Regeneration and the potential of the Mediterranean lifestyle
Well-being, individual, collective and environmental, can only be the starting point for a real ecological transition.
It is for this reason and considering the urgent need to focus on the essentials, that the Future Food Institute is actively working so that our lifestyles are rethought - even before being restored - through holistic and integrated approaches, who know how to properly consider body and mind, spirituality and nature. For this reason, right in the middle of the pandemic, Future Food decided to open a Living Lab in Pollica. Part of the international movement Slow Cities, the "Cities of good living", Pollica is not only promoting the beauty of slowness, new humanism of being and living places, but is also an Italian representative of the Mediterranean Diet, leading this year’s UNESCO Network of Emblematic Communities. The Mediterranean Model teaches us, in fact, since its ancient origins, that the only way humanity can prosper is through the achievement of collective well-being.
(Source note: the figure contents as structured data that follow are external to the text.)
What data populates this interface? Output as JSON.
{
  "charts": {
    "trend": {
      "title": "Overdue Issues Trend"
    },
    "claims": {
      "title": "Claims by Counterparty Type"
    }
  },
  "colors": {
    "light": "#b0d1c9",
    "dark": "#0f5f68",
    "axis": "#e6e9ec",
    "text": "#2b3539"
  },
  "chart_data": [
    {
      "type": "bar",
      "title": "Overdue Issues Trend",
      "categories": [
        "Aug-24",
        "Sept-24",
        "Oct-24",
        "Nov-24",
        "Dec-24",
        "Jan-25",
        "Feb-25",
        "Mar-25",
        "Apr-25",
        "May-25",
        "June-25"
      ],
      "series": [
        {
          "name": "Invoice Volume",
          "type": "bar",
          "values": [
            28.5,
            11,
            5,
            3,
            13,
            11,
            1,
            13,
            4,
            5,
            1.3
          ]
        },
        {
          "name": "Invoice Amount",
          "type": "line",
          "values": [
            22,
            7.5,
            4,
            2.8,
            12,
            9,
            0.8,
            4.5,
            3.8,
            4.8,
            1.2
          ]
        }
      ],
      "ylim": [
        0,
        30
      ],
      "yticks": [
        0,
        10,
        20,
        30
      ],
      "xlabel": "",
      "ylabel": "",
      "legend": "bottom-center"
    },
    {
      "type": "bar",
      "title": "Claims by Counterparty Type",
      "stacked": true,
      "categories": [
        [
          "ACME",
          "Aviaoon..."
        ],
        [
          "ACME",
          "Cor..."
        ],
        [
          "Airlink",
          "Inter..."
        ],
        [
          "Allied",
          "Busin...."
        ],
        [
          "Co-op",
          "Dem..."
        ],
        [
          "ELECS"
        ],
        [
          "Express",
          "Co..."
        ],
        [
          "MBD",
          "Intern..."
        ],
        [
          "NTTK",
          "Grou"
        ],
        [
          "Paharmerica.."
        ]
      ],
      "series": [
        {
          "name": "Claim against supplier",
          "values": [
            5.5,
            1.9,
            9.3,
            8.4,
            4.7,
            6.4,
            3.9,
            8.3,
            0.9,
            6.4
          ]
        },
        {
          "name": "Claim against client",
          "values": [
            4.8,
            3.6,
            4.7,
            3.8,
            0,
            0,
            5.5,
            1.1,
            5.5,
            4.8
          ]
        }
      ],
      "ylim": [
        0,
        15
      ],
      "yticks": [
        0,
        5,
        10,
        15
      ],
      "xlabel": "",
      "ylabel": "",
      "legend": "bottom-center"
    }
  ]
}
Because the Mediterranean Diet teaches us precisely the idea of interconnectedness and the importance of keeping all aspects of life in balance, not only between the different areas of our daily lives (feeding, moving, being in company, feeling healthy both physically and mentally), but also of what is external to us: cultures, techniques, stories, languages, traditions, teachers, knowledge. This is the incredible interweaving that we today call the Mediterranean, the only real recipe for prosperity together, through trust, generosity, enhancement of diversity and care.
From those places of unique natural and cultural wealth, from the Cilento National Park and the Archaeological Park of Velia, from its protected marine areas, from the potential of community and conviviality every year students and professors, foreigners and innovators are welcomed, to live and experience the quality of life that the rest of the world has forgotten.
Well-being is a fundamental element in the design of healthy, inclusive and sustainable cities, but also a new lever to promote the territory with new forms of tourism that focus on biophilia and the enhancement of wild nature. This is the Paideia Campus in Pollica, an open-air campus where you can experience nature and beauty, slowness and sharing, where you can be fully regenerated, in body and spirit.
It’s also because of this that the Mediterranean Mind Lab of Pollica, Strobilo in collaboration with the Future Food Institute, was born: as a research activity to study, through the use of neuroscience, our link with nature starting from the monitoring of environmental and human health. The ambition is to create a real algorithm of longevity and human well-being, which requires however to return to touch nature, approach it, live it, smell it, breathe it, explore it. Because only if lived, an aspect can be truly understood, appreciated and loved. It’s time to reconnect with food, nature and our territories. It’s time to really feel good and spread our well-being with each other to create a collective and ever wider serenity.
It’s time to restore a real One Health Approach. Therefore, in the context of the European Union’s Food and Agriculture Week, well-being will be a central theme. In particular, between 26 and 27 May students of Hotel, Tourist, Sports and Agricultural Institutes will compete in a hackathon, to translate the values of the Mediterranean Diet and spread it among the new generations.